Mike Trout is the best player in Major League Baseball, and he was just about to get paid like it. Trout signed a 12-year, $426.5 million megadeal last season that was meant to kick in for the 2020 season. The superstar is due $37.7 million this year, but the MLB wants to strip away nearly 80 percent of that hard-earned money with its newest salary cut proposal. With a shortened season likely, the MLB wants to cover its losses by punishing its brightest stars. Rob Manfred and the league owners should be ashamed of themselves.
MLB owners sent a massive salary cut proposal to the MLBPA Tuesday
On Tuesday, the MLB owners brought forth a new sliding pay scale to the Major League Baseball Players Association for the 2020 season. Major League Baseball has been firm on its belief that players will need to take pay cuts to make up for the inevitable shortened season.
However, MLB’s newest proposal calls for massive pay cuts for the game’s highest-paid players. For a league that still hasn’t figured out how to market its biggest stars, this isn’t a surprise. The millionaire and billionaire owners don’t want to take pay cuts, but they want to force their best players to do just that.
In the proposal, the youngest and lowest-paid players will receive most of their salaries. The highest-paid players such as Mike Trout would face salary reductions of nearly 80 percent.
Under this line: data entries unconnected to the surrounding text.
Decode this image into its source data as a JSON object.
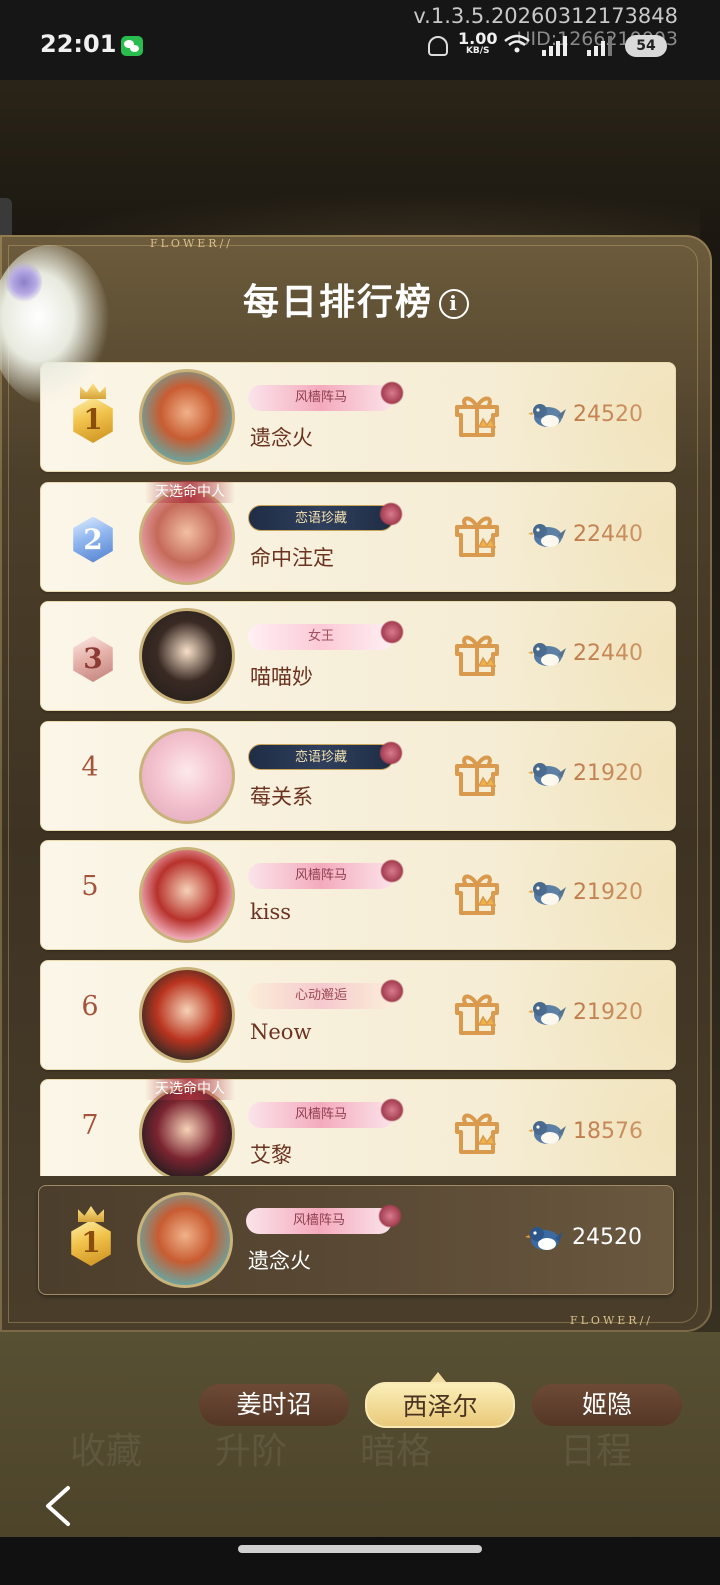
{
  "status_bar": {
    "time": "22:01",
    "version": "v.1.3.5.20260312173848",
    "uid": "UID:1266210003",
    "net_speed": "1.00",
    "net_unit": "KB/S",
    "battery": "54",
    "icons": [
      "wechat-icon",
      "bell-icon",
      "wifi-icon",
      "signal-icon",
      "battery-icon"
    ]
  },
  "panel": {
    "title": "每日排行榜",
    "info_icon": "i",
    "flower_tag": "FLOWER//"
  },
  "ranking": [
    {
      "rank": "1",
      "badge": "gold",
      "name": "遗念火",
      "title_badge": "风樯阵马",
      "title_style": "pink",
      "score": "24520"
    },
    {
      "rank": "2",
      "badge": "blue",
      "name": "命中注定",
      "title_badge": "恋语珍藏",
      "title_style": "dark",
      "avatar_banner": "天选命中人",
      "score": "22440"
    },
    {
      "rank": "3",
      "badge": "rose",
      "name": "喵喵妙",
      "title_badge": "女王",
      "title_style": "light",
      "score": "22440"
    },
    {
      "rank": "4",
      "badge": "",
      "name": "莓关系",
      "title_badge": "恋语珍藏",
      "title_style": "dark",
      "score": "21920"
    },
    {
      "rank": "5",
      "badge": "",
      "name": "kiss",
      "title_badge": "风樯阵马",
      "title_style": "pink",
      "score": "21920"
    },
    {
      "rank": "6",
      "badge": "",
      "name": "Neow",
      "title_badge": "心动邂逅",
      "title_style": "gold",
      "score": "21920"
    },
    {
      "rank": "7",
      "badge": "",
      "name": "艾黎",
      "title_badge": "风樯阵马",
      "title_style": "pink",
      "avatar_banner": "天选命中人",
      "score": "18576"
    }
  ],
  "self_entry": {
    "rank": "1",
    "name": "遗念火",
    "title_badge": "风樯阵马",
    "score": "24520"
  },
  "tabs": [
    {
      "label": "姜时诏",
      "active": false
    },
    {
      "label": "西泽尔",
      "active": true
    },
    {
      "label": "姬隐",
      "active": false
    }
  ],
  "background_text": [
    "收藏",
    "升阶",
    "暗格",
    "日程"
  ],
  "colors": {
    "accent_gold": "#e9c97a",
    "score_brown": "#b25b2c",
    "name_brown": "#6b3320",
    "panel_brown": "#4c3f2a"
  }
}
Mike Trout would lose $29 million under MLB’s proposal
According to Jeff Passan of ESPN, MLB’s salary cut proposal would hit the highest-paid players the hardest. Players, such as Mike Trout, who make more than $35 million per year would only receive $7.84 million in 2020. Under this formula, Trout’s $37.7 million would be cut to around $8.4 million.
That means Trout, the game’s biggest star, would lose $29.3 million this season under MLB’s newest proposal. It’s impossible to believe Trout and the rest of the league’s superstars would entertain such an obscene request.
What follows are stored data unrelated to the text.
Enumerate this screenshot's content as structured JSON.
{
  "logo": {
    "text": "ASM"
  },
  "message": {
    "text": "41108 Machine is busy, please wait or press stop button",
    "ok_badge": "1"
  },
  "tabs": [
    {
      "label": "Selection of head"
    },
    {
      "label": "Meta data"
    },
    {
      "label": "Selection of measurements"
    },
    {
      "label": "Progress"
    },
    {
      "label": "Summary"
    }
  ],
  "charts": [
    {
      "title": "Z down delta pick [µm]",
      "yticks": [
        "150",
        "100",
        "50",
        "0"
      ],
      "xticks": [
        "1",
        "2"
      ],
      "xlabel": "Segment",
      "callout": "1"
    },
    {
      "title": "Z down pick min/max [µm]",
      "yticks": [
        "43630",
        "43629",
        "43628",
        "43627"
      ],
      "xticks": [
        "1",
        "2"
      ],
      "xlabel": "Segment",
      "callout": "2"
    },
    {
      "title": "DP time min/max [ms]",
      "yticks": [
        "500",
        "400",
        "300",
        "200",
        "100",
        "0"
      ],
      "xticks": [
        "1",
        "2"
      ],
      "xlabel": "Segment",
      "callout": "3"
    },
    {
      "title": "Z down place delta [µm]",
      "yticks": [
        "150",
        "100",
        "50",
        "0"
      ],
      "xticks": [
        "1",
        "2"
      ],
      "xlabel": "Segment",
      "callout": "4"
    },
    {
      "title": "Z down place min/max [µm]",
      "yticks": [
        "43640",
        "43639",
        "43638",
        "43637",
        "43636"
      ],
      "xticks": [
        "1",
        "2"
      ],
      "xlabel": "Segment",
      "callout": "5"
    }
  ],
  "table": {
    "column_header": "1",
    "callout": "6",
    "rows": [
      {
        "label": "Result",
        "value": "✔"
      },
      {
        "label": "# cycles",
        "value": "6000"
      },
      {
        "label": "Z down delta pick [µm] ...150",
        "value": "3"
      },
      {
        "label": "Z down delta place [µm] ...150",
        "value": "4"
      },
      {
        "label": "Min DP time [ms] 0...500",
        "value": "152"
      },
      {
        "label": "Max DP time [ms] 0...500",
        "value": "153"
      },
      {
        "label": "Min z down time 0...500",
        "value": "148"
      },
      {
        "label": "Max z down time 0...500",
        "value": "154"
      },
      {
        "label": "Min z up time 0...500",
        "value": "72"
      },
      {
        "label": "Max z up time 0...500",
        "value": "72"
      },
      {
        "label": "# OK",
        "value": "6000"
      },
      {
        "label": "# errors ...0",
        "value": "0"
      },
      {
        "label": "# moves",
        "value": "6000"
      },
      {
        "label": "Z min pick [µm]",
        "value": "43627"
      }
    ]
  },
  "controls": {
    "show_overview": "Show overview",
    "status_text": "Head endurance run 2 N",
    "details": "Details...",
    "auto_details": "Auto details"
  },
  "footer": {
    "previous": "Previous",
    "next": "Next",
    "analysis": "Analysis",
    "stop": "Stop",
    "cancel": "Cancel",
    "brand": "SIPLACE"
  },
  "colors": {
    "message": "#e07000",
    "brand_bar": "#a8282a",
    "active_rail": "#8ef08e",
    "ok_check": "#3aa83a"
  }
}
A 50-50 split is the lowest the MLBPA should go in negotiations
It’s not hard to see where MLB is coming from with this proposal. The owners stand to lose millions with an 82-game season. If fans are restricted from attending games all year, the owners’ losses will just increase.
It also makes sense why the owners don’t want to pay certain players over $35 million for playing half of what a typical season would be. Mike Trout makes $37.7 million per year to play 162 games, not 82.
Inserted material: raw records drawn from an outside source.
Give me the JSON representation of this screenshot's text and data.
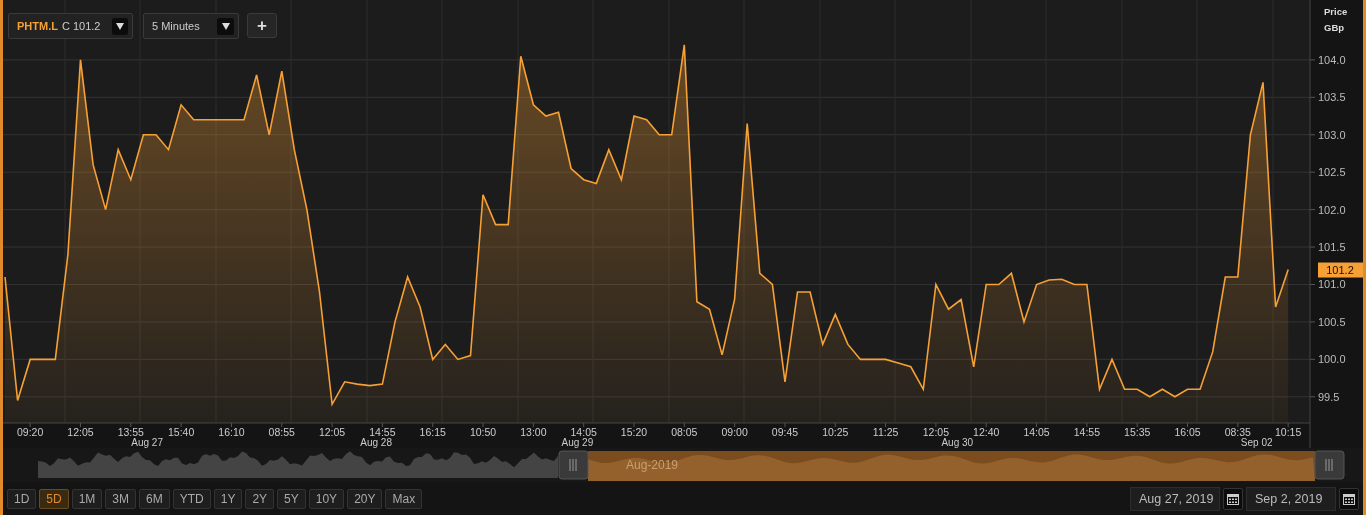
{
  "instrument": {
    "symbol": "PHTM.L",
    "field": "C",
    "value": "101.2"
  },
  "interval": {
    "value": "5 Minutes"
  },
  "add_button": {
    "label": "+"
  },
  "axis_title": {
    "line_1": "Price",
    "line_2": "GBp"
  },
  "last_price": "101.2",
  "chart": {
    "chart_data": {
      "type": "area",
      "categories": [
        null,
        null,
        "09:20",
        null,
        null,
        null,
        "12:05",
        null,
        null,
        null,
        "13:55",
        null,
        null,
        null,
        "15:40",
        null,
        null,
        null,
        "16:10",
        null,
        null,
        null,
        "08:55",
        null,
        null,
        null,
        "12:05",
        null,
        null,
        null,
        "14:55",
        null,
        null,
        null,
        "16:15",
        null,
        null,
        null,
        "10:50",
        null,
        null,
        null,
        "13:00",
        null,
        null,
        null,
        "14:05",
        null,
        null,
        null,
        "15:20",
        null,
        null,
        null,
        "08:05",
        null,
        null,
        null,
        "09:00",
        null,
        null,
        null,
        "09:45",
        null,
        null,
        null,
        "10:25",
        null,
        null,
        null,
        "11:25",
        null,
        null,
        null,
        "12:05",
        null,
        null,
        null,
        "12:40",
        null,
        null,
        null,
        "14:05",
        null,
        null,
        null,
        "14:55",
        null,
        null,
        null,
        "15:35",
        null,
        null,
        null,
        "16:05",
        null,
        null,
        null,
        "08:35",
        null,
        null,
        null,
        "10:15"
      ],
      "series": [
        {
          "color": "#f7a035",
          "values": [
            101.1,
            99.45,
            100.0,
            100.0,
            100.0,
            101.4,
            104.0,
            102.6,
            102.0,
            102.8,
            102.4,
            103.0,
            103.0,
            102.8,
            103.4,
            103.2,
            103.2,
            103.2,
            103.2,
            103.2,
            103.8,
            103.0,
            103.85,
            102.8,
            102.0,
            100.9,
            99.4,
            99.7,
            99.67,
            99.65,
            99.67,
            100.5,
            101.1,
            100.7,
            100.0,
            100.2,
            100.0,
            100.05,
            102.2,
            101.8,
            101.8,
            104.05,
            103.4,
            103.25,
            103.3,
            102.55,
            102.4,
            102.35,
            102.8,
            102.4,
            103.25,
            103.2,
            103.0,
            103.0,
            104.2,
            100.77,
            100.67,
            100.06,
            100.8,
            103.15,
            101.15,
            101.0,
            99.7,
            100.9,
            100.9,
            100.2,
            100.6,
            100.2,
            100.0,
            100.0,
            100.0,
            99.95,
            99.9,
            99.6,
            101.0,
            100.67,
            100.8,
            99.9,
            101.0,
            101.0,
            101.15,
            100.5,
            101.0,
            101.06,
            101.07,
            101.0,
            101.0,
            99.6,
            100.0,
            99.6,
            99.6,
            99.5,
            99.6,
            99.5,
            99.6,
            99.6,
            100.1,
            101.1,
            101.1,
            103.0,
            103.7,
            100.7,
            101.2
          ]
        }
      ],
      "ylim": [
        99.15,
        104.8
      ],
      "grid": true,
      "yticks": [
        {
          "value": 99.5,
          "label": "99.5"
        },
        {
          "value": 100,
          "label": "100.0"
        },
        {
          "value": 100.5,
          "label": "100.5"
        },
        {
          "value": 101,
          "label": "101.0"
        },
        {
          "value": 101.5,
          "label": "101.5"
        },
        {
          "value": 102,
          "label": "102.0"
        },
        {
          "value": 102.5,
          "label": "102.5"
        },
        {
          "value": 103,
          "label": "103.0"
        },
        {
          "value": 103.5,
          "label": "103.5"
        },
        {
          "value": 104,
          "label": "104.0"
        }
      ],
      "ylabel": null
    },
    "date_labels": [
      "Aug 27",
      "Aug 28",
      "Aug 29",
      "Aug 30",
      "Sep 02"
    ]
  },
  "navigator": {
    "label": "Aug-2019"
  },
  "ranges": [
    {
      "label": "1D",
      "selected": false
    },
    {
      "label": "5D",
      "selected": true
    },
    {
      "label": "1M",
      "selected": false
    },
    {
      "label": "3M",
      "selected": false
    },
    {
      "label": "6M",
      "selected": false
    },
    {
      "label": "YTD",
      "selected": false
    },
    {
      "label": "1Y",
      "selected": false
    },
    {
      "label": "2Y",
      "selected": false
    },
    {
      "label": "5Y",
      "selected": false
    },
    {
      "label": "10Y",
      "selected": false
    },
    {
      "label": "20Y",
      "selected": false
    },
    {
      "label": "Max",
      "selected": false
    }
  ],
  "date_from": "Aug 27, 2019",
  "date_to": "Sep 2, 2019"
}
However, the goal of leading his team to a World Series is still in play in 2020. No matter how many games are played and how many fans go to the ballpark, the World Series trophy will still be handed out at the end of the season.
If players are forced to take pay cuts, they should accept no less than a 50 percent reduction. Play half the games, receive half the money. It’s still not ideal for the players, but it’s the absolute lowest they should reach if they agree to terms with the MLB.